New jihadi mag hopes to bomb
A page of Inspire, a new online recruitment tool for jihadists that touts itself as the first magazine to be issued by al Qaeda in English. The launch has been bumpy: Due to technical glitches, only its first three pages are available.
Call it the new journalism for a niche market.
Should your interests veer toward articles like "Make a Bomb in the Kitchen of Your Mom" written by authors such as "The AQ Chef" and "Terrorist," there's a new magazine for you.
Dubbed Inspire, the 67-page glossy of photos and text is an online recruitment magazine for English-speaking jihadists. It's the brainchild of U.S.-Yemeni radical cleric Anwar al-Awlaki, who is targeted for assassination by the Obama administration.
Published by Al Qaeda in the Arabian Peninsula (AQAP), the magazine offers messages from Osama bin Laden on "the way to save the earth," from his deputy Ayman al-Zawahri to the "people of Yemen" and from Mr. al-Awlaki to "the American people and Muslims in the West."
And it touts itself as the first magazine to be issued by al Qaeda in English.
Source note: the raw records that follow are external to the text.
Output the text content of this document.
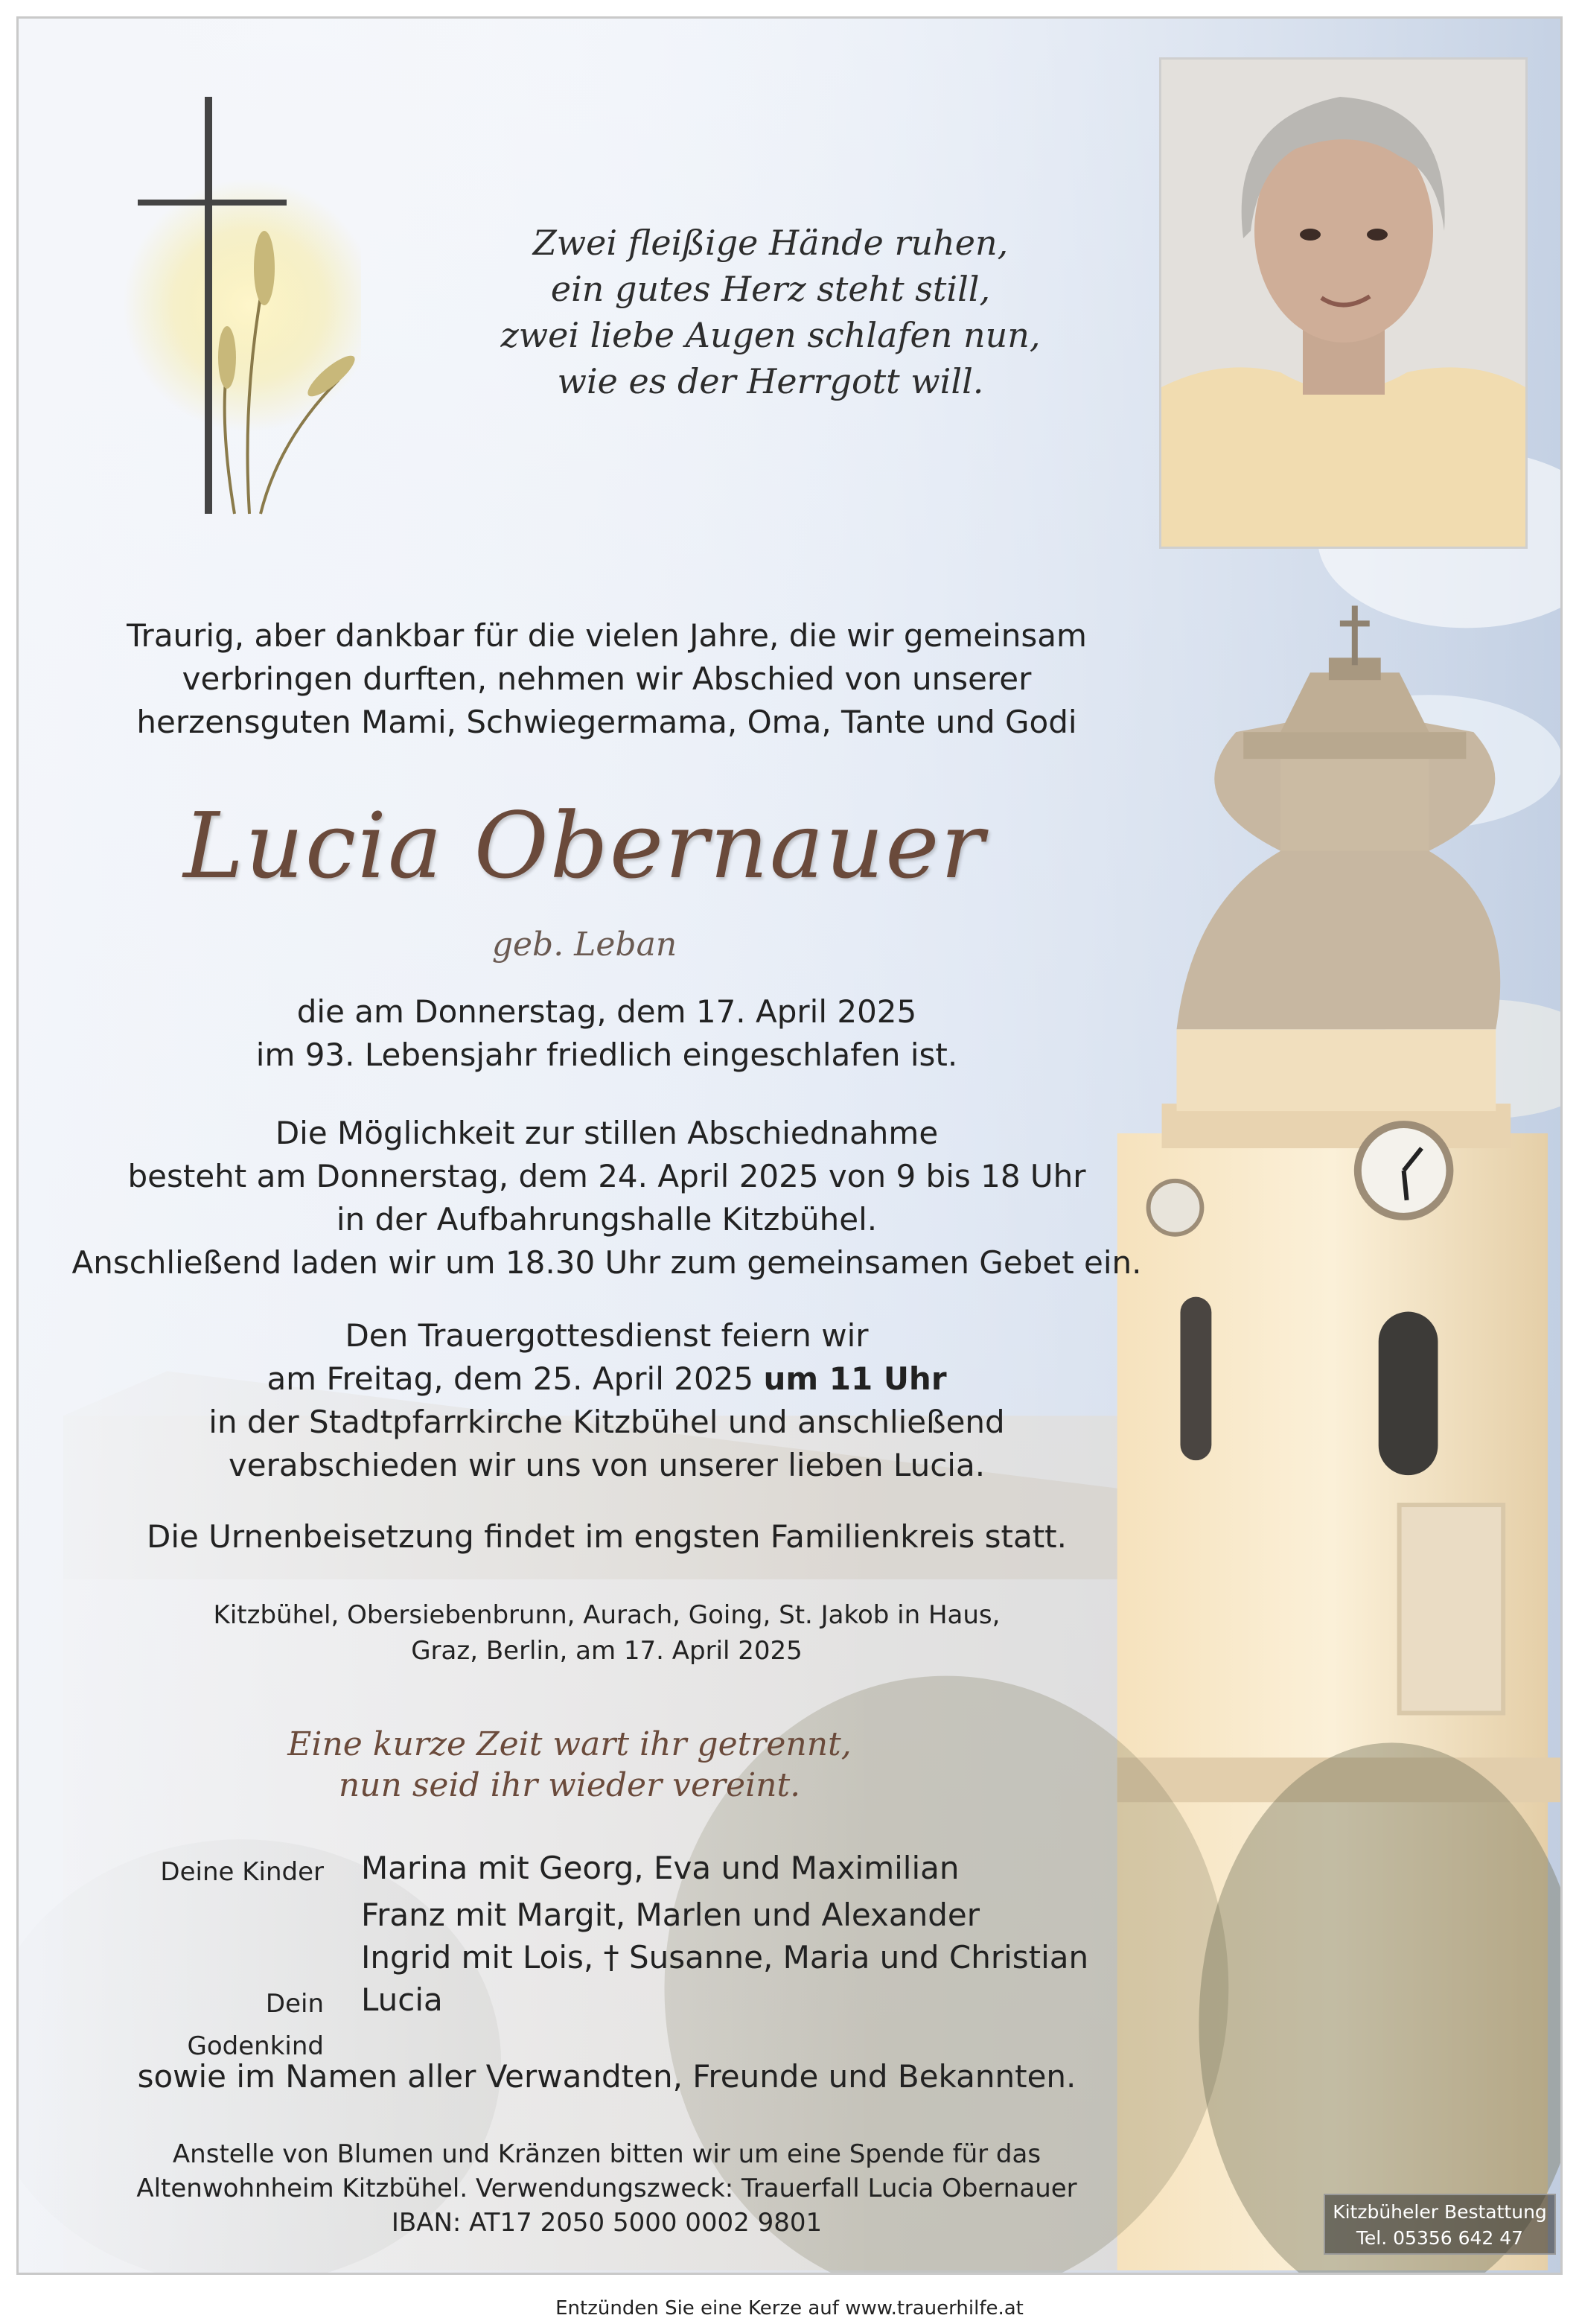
Zwei fleißige Hände ruhen,
ein gutes Herz steht still,
zwei liebe Augen schlafen nun,
wie es der Herrgott will.
Traurig, aber dankbar für die vielen Jahre, die wir gemeinsam
verbringen durften, nehmen wir Abschied von unserer
herzensguten Mami, Schwiegermama, Oma, Tante und Godi
Lucia Obernauer
geb. Leban
die am Donnerstag, dem 17. April 2025
im 93. Lebensjahr friedlich eingeschlafen ist.
Die Möglichkeit zur stillen Abschiednahme
besteht am Donnerstag, dem 24. April 2025 von 9 bis 18 Uhr
in der Aufbahrungshalle Kitzbühel.
Anschließend laden wir um 18.30 Uhr zum gemeinsamen Gebet ein.
Den Trauergottesdienst feiern wir
am Freitag, dem 25. April 2025 um 11 Uhr
in der Stadtpfarrkirche Kitzbühel und anschließend
verabschieden wir uns von unserer lieben Lucia.
Die Urnenbeisetzung findet im engsten Familienkreis statt.
Kitzbühel, Obersiebenbrunn, Aurach, Going, St. Jakob in Haus,
Graz, Berlin, am 17. April 2025
Eine kurze Zeit wart ihr getrennt,
nun seid ihr wieder vereint.
Deine Kinder	Marina mit Georg, Eva und Maximilian
Franz mit Margit, Marlen und Alexander
Ingrid mit Lois, † Susanne, Maria und Christian
Dein Godenkind
Lucia
sowie im Namen aller Verwandten, Freunde und Bekannten.
Anstelle von Blumen und Kränzen bitten wir um eine Spende für das
Altenwohnheim Kitzbühel. Verwendungszweck: Trauerfall Lucia Obernauer
IBAN: AT17 2050 5000 0002 9801	Kitzbüheler Bestattung
Tel. 05356 642 47
Entzünden Sie eine Kerze auf www.trauerhilfe.at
However, its launch has been far from smooth. Due to technical glitches, only the first three pages are available online.
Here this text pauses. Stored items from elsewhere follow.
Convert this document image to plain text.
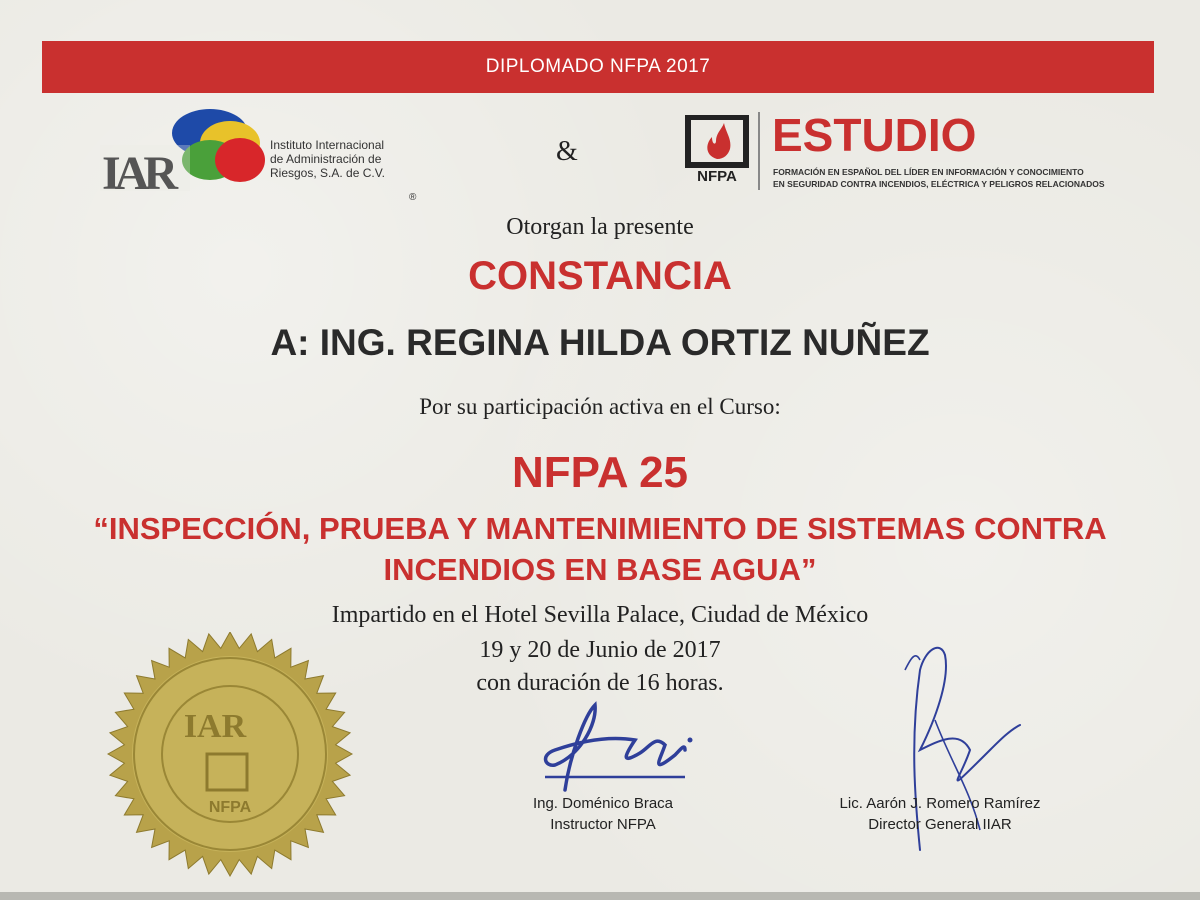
DIPLOMADO NFPA 2017
IAR
Instituto Internacional
de Administración de
Riesgos, S.A. de C.V.
®
&
NFPA
ESTUDIO
FORMACIÓN EN ESPAÑOL DEL LÍDER EN INFORMACIÓN Y CONOCIMIENTO
EN SEGURIDAD CONTRA INCENDIOS, ELÉCTRICA Y PELIGROS RELACIONADOS
Otorgan la presente
CONSTANCIA
A: ING. REGINA HILDA ORTIZ NUÑEZ
Por su participación activa en el Curso:
NFPA 25
“INSPECCIÓN, PRUEBA Y MANTENIMIENTO DE SISTEMAS CONTRA
INCENDIOS EN BASE AGUA”
Impartido en el Hotel Sevilla Palace, Ciudad de México
19 y 20 de Junio de 2017
con duración de 16 horas.
IAR
NFPA	Ing. Doménico Braca
Instructor NFPA
Lic. Aarón J. Romero Ramírez
Director General IIAR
The fact that the magazine is in English indicates al Qaeda's attempt to reach potential recruits who do not speak Arabic. A letter from the editor notes that in the "West; in East, West and South Africa; in South and Southeast Asia and elsewhere are millions of Muslims whose first or second language is English."
Mr. al-Awlaki himself, who was born in New Mexico, is fluent in English.
Juan Carlos Zarate, a deputy national security adviser in the George W. Bush administration and currently a senior adviser to the Center for Strategic and International Studies, said he had sufficient reason to believe the publication is authentic. He said he sees Mr. al-Awlaki's fingerprints all over the project.
But Mr. Zarate said the most significant development is that the publication is produced by AQAP rather than As-Sahab, al Qaeda's media arm, saying it indicates a shift of focus of the global terrorist movement to Yemen.